Mise en valeur des minéraux critiques du Canada à l’appui de la transition énergétique

5 Déc 2024 11 MIN DE LECTURE

À l’heure où le monde passe à des sources d’énergie produisant peu d’émissions de gaz à effet de serre (GES), la priorité est accordée à la mise en valeur de sources fiables et responsables de ressources nécessaires à la prospérité de nos économies. Le Canada est reconnu pour ses réserves de minéraux critiques : les sociétés mondiales du secteur le classent au premier rang pour ce qui est du potentiel minier. Le gouvernement fédéral s’est également dit favorable à la mise en valeur des ressources de minéraux critiques du Canada et au développement de leurs chaînes de valeur.

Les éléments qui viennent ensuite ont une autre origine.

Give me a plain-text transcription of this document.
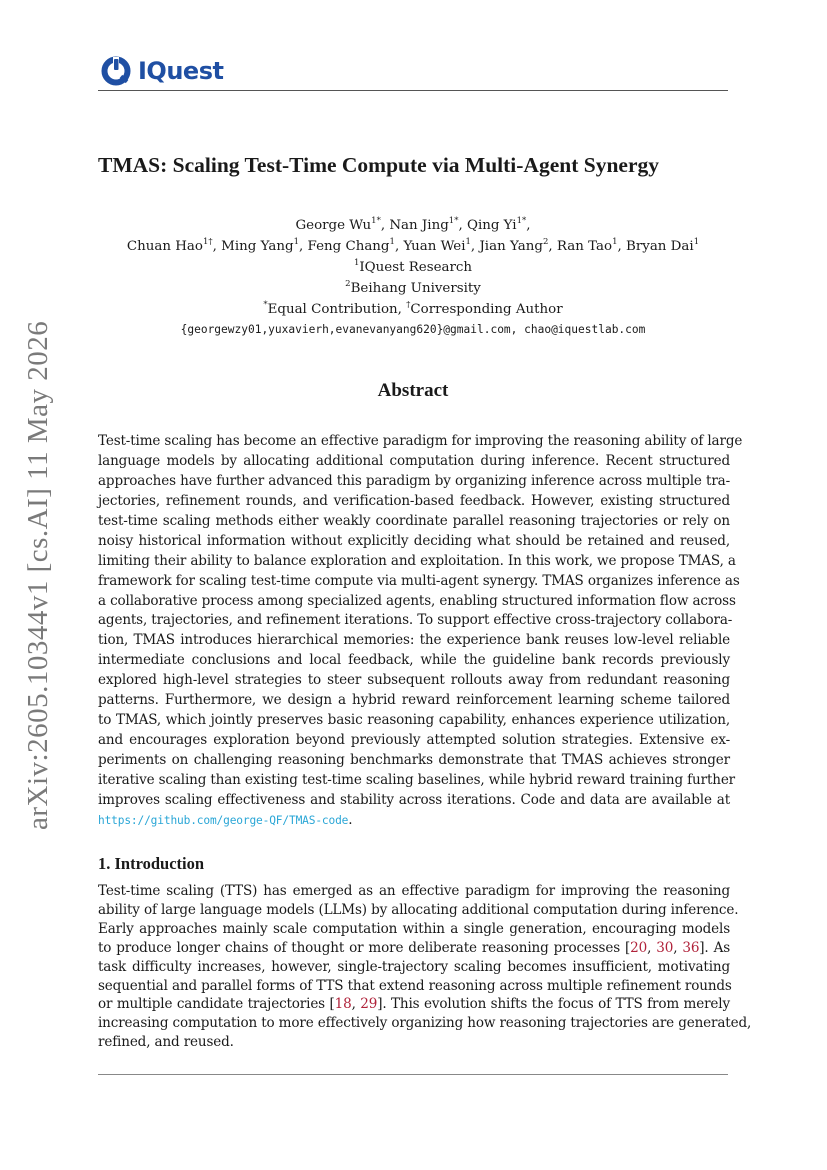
arXiv:2605.10344v1 [cs.AI] 11 May 2026
IQuest
TMAS: Scaling Test-Time Compute via Multi-Agent Synergy
George $Wu^{1*}$, Nan Jing$^{1*}$, Qing $Yi^{1*}$,
Chuan Hao$^{1\dagger}$, Ming Yang$^1$, Feng Chang$^1$, Yuan Wei$^1$, Jian Yang$^2$, Ran Tao$^1$, Bryan Dai$^1$
$^1$IQuest Research
$^2$Beihang University
*Equal Contribution, †Corresponding Author
{georgewzy01,yuxavierh,evanevanyang620}@gmail.com, chao@iquestlab.com
Abstract
Test-time scaling has become an effective paradigm for improving the reasoning ability of large
language models by allocating additional computation during inference. Recent structured
approaches have further advanced this paradigm by organizing inference across multiple tra-
jectories, refinement rounds, and verification-based feedback. However, existing structured
test-time scaling methods either weakly coordinate parallel reasoning trajectories or rely on
noisy historical information without explicitly deciding what should be retained and reused,
limiting their ability to balance exploration and exploitation. In this work, we propose TMAS, a
framework for scaling test-time compute via multi-agent synergy. TMAS organizes inference as
a collaborative process among specialized agents, enabling structured information flow across
agents, trajectories, and refinement iterations. To support effective cross-trajectory collabora-
tion, TMAS introduces hierarchical memories: the experience bank reuses low-level reliable
intermediate conclusions and local feedback, while the guideline bank records previously
explored high-level strategies to steer subsequent rollouts away from redundant reasoning
patterns. Furthermore, we design a hybrid reward reinforcement learning scheme tailored
to TMAS, which jointly preserves basic reasoning capability, enhances experience utilization,
and encourages exploration beyond previously attempted solution strategies. Extensive ex-
periments on challenging reasoning benchmarks demonstrate that TMAS achieves stronger
iterative scaling than existing test-time scaling baselines, while hybrid reward training further
improves scaling effectiveness and stability across iterations. Code and data are available at
https://github.com/george-QF/TMAS-code.
1. Introduction
Test-time scaling (TTS) has emerged as an effective paradigm for improving the reasoning
ability of large language models (LLMs) by allocating additional computation during inference.
Early approaches mainly scale computation within a single generation, encouraging models
to produce longer chains of thought or more deliberate reasoning processes [20, 30, 36]. As
task difficulty increases, however, single-trajectory scaling becomes insufficient, motivating
sequential and parallel forms of TTS that extend reasoning across multiple refinement rounds
or multiple candidate trajectories [18, 29]. This evolution shifts the focus of TTS from merely
increasing computation to more effectively organizing how reasoning trajectories are generated,
refined, and reused.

Toutefois, la mise en valeur des minéraux critiques du Canada fait face à des défis importants, notamment ses répercussions sur l’environnement et les droits des Autochtones, ainsi que les processus réglementaires longs, complexes et intrinsèquement incertains. Ces obstacles ont nui à d’autres secteurs de mise en valeur des ressources et ont fait fuir les investissements dans les ressources canadiennes au cours des dix dernières années. Le Canada doit en faire plus pour éliminer les obstacles à la mise en valeur des minéraux critiques s’il espère tirer parti de cette occasion générationnelle dans les années à venir.

De nombreux minéraux critiques relevés au Canada

Les minéraux critiques sont des minéraux qui sont essentiels à la production de nombreux produits et de nombreuses technologies et qui sont considérés comme stratégiques et vitaux pour la sécurité nationale ou économique. Le Canada a publié pour la première fois sa liste de minéraux critiques en 2021. Comptant au départ 31 minéraux critiques, la liste a été allongée de trois en 2024.

La Stratégie canadienne sur les minéraux critiques [PDF] (la Stratégie) a été publiée en 2022. Elle envisage de stimuler « l’offre en minéraux critiques provenant de sources responsables » et d’appuyer « le développement de chaînes de valeur tant au Canada que sur le plan international pour parvenir à une économie verte et numérique ». La Stratégie souligne que la dépendance actuelle du Canada à l’égard des importations, tout comme la concentration géographique des sources internationales de minéraux critiques, crée des risques où les événements géopolitiques limiteraient l’offre du Canada.

Pour appuyer la mise en valeur des minéraux critiques au pays, la Stratégie identifie les régions canadiennes qui présentent un potentiel d’exploration et de mise en valeur à court terme. De plus, elle énonce six secteurs d’intervention privilégiés, notamment encourager l’exploration, la recherche-développement et l’innovation, et accélérer le développement de projets responsables.

Des programmes de financement public fédéraux à l’appui des projets relatifs aux minéraux critiques

Dans le but déclaré de stimuler les projets relatifs aux minéraux critiques, le gouvernement fédéral a mis en œuvre des programmes et du financement ciblés, dont le Fonds pour l’infrastructure des minéraux critiques (FIMC), le Programme de recherche, développement et démonstration pour les minéraux critiques (PRDDMC), l’Initiative Géosciences et données pour les minéraux critiques (Initiative GDMC) et le Fonds stratégique pour l’innovation (FSI).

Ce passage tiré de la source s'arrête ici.